Flaubert, la domestique et les cheikhs

Une employée de maison dans le Golfe. Archives AFP

À Dubaï, rapporte le quotidien Gulf News, le département crimes et investigations de la police vient de créer un prix pour les domestiques « bien élevés », dans le cadre d’une campagne intitulée « Aide domestique, précautions et accusations ». Cette campagne vise à « réduire le nombre de crimes commis par les domestiques » à Dubaï, poursuit Gulf News, en encourageant les employés de maison à établir de bonnes relations avec les familles pour lesquelles ils travaillent, a expliqué le lieutenant-colonel Ahmad Humaid al-Merri, responsable au sein du département crimes et investigations de la police.
Les familles, a-t-il précisé, peuvent recommander, pour ce prix, un de leurs domestiques ayant fait preuve d’un comportement exemplaire. Les lauréats du prix recevront des « cadeaux » de la police.

En 1857, Gustave Flaubert n’évoquait pas autre chose avec son portrait d’une vieille domestique dans Madame Bovary.
Et si nous mettions ce passage à la sauce golfiote ?

« Mary Grace Andrada, de Manille, pour cinquante-quatre ans de services dans la même famille, une médaille d’argent offerte par la police de Dubaï – du prix de 100 dollars.

Où est-elle, Mary Grace Andrada ? » répéta le lieutenant-colonel Ahmad Humaid al-Merri. »
Elle ne se présentait pas, et l’on entendait des voix qui chuchotaient :
« -Vas-y !
-Non
-À gauche !
-N’aie pas peur !
-Ah ! Qu’elle est bête !
-Enfin ! Y est-elle ? s’écria l’officier Mohammad.
-Oui ! ... la voilà !
-Qu’elle approche donc ! »

Alors on vit s’avancer sur l’estrade une petite vieille femme de maintien craintif et qui paraissait se ratatiner encore dans ses pauvres vêtements. Elle avait aux pieds de grosses sandales en plastique, et le long des hanches un grand manteau noir. Son visage maigre, entouré d’un voile terne, était plus plissé de rides qu’une datte flétrie, et des manches de sa tunique dépassaient deux longues mains, à articulations noueuses. La poussière du désert, la soude des lessives et le manche à balai les avaient si bien encroûtées, éraillées, durcies qu’elles semblaient sales quoiqu’elles fussent rincées d’eau claire ; et à force d’avoir servi, elles restaient entrouvertes, comme pour présenter d’elles-mêmes l’humble témoignage de tant de souffrances subies. Quelque chose d’une rigidité monacale relevait l’expression de sa figure. Rien de triste ou d’attendri n’amollissait ce regard sombre. Dans la fréquentation des anciennes bonnes du palais, elle prit leur mutisme et leur placidité. C’était la première fois qu’elle se voyait au milieu d’une compagnie si nombreuse, et intérieurement effarouchée par les drapeaux, par les tambours, par les messieurs en dechdéché, et par le Glock 17 du lieutenant-colonel ; elle demeurait toute immobile, ne sachant s’il fallait avancer ou s’enfuir, ni pourquoi la foule la poussait et pourquoi les examinateurs lui souriaient. Ainsi se tenait devant ces cheikhs épanouis ce demi-siècle de servitude.

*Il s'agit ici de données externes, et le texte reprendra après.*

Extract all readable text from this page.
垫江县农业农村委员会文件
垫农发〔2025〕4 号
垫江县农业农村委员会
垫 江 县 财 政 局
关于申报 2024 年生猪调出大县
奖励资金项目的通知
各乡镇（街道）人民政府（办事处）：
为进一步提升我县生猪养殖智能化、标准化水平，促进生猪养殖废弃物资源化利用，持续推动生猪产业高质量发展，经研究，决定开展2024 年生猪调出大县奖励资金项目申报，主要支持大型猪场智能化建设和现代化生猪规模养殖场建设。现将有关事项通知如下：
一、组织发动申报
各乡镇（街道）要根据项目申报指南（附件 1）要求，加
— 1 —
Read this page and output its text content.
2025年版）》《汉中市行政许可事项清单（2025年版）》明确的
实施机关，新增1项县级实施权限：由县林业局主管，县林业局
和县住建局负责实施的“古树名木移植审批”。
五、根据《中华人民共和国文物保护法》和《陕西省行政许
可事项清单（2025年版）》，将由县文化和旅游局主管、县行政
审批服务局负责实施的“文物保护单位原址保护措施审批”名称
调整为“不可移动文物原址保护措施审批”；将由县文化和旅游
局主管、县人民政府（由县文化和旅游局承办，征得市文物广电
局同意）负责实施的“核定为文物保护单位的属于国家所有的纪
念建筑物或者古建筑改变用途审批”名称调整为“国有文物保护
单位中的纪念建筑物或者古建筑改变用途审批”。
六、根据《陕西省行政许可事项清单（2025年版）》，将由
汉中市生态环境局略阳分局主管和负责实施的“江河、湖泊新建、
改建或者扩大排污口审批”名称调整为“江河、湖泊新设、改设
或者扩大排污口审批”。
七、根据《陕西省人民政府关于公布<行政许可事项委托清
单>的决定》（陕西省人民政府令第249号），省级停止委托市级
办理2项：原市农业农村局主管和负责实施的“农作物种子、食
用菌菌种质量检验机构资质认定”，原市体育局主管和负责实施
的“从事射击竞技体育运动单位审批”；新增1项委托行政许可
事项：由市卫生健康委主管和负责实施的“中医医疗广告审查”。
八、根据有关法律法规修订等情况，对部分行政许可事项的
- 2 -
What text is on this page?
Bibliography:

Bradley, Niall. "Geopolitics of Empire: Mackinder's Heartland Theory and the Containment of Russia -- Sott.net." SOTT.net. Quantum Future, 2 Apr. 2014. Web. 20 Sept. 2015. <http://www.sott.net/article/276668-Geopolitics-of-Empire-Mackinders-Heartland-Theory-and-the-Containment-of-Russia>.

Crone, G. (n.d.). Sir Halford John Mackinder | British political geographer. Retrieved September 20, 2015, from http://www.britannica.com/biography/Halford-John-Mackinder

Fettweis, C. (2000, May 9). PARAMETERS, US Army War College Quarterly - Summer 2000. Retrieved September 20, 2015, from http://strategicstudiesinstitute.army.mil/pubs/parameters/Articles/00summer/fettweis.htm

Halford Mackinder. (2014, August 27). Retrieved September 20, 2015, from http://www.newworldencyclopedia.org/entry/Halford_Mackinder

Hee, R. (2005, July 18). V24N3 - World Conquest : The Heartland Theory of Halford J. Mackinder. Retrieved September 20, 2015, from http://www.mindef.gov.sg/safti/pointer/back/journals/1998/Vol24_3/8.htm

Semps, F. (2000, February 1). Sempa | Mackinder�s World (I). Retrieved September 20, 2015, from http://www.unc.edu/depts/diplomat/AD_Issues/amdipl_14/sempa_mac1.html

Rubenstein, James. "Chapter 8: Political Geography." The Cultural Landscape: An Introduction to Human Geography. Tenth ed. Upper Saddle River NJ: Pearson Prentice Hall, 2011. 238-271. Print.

« -Approchez, vénérable Mary Grace Andrada ! » dit le lieutenant-colonel Ahmad Humaid al-Merri, qui avait pris des mains de cheikh ben Zayed la liste des lauréats et, tour à tour examinant la feuille de papier puis la vieille femme, il répétait d’un ton paternel : « Approchez, approchez ! »
« -Êtes-vous sourde ? » dit l’officier Mohammad en bondissant sur son fauteuil ; et il se mit à lui crier dans l’oreille : « Cinquante-quatre ans de services ! Une médaille d’argent ! Cent dollars ! C’est pour vous ! »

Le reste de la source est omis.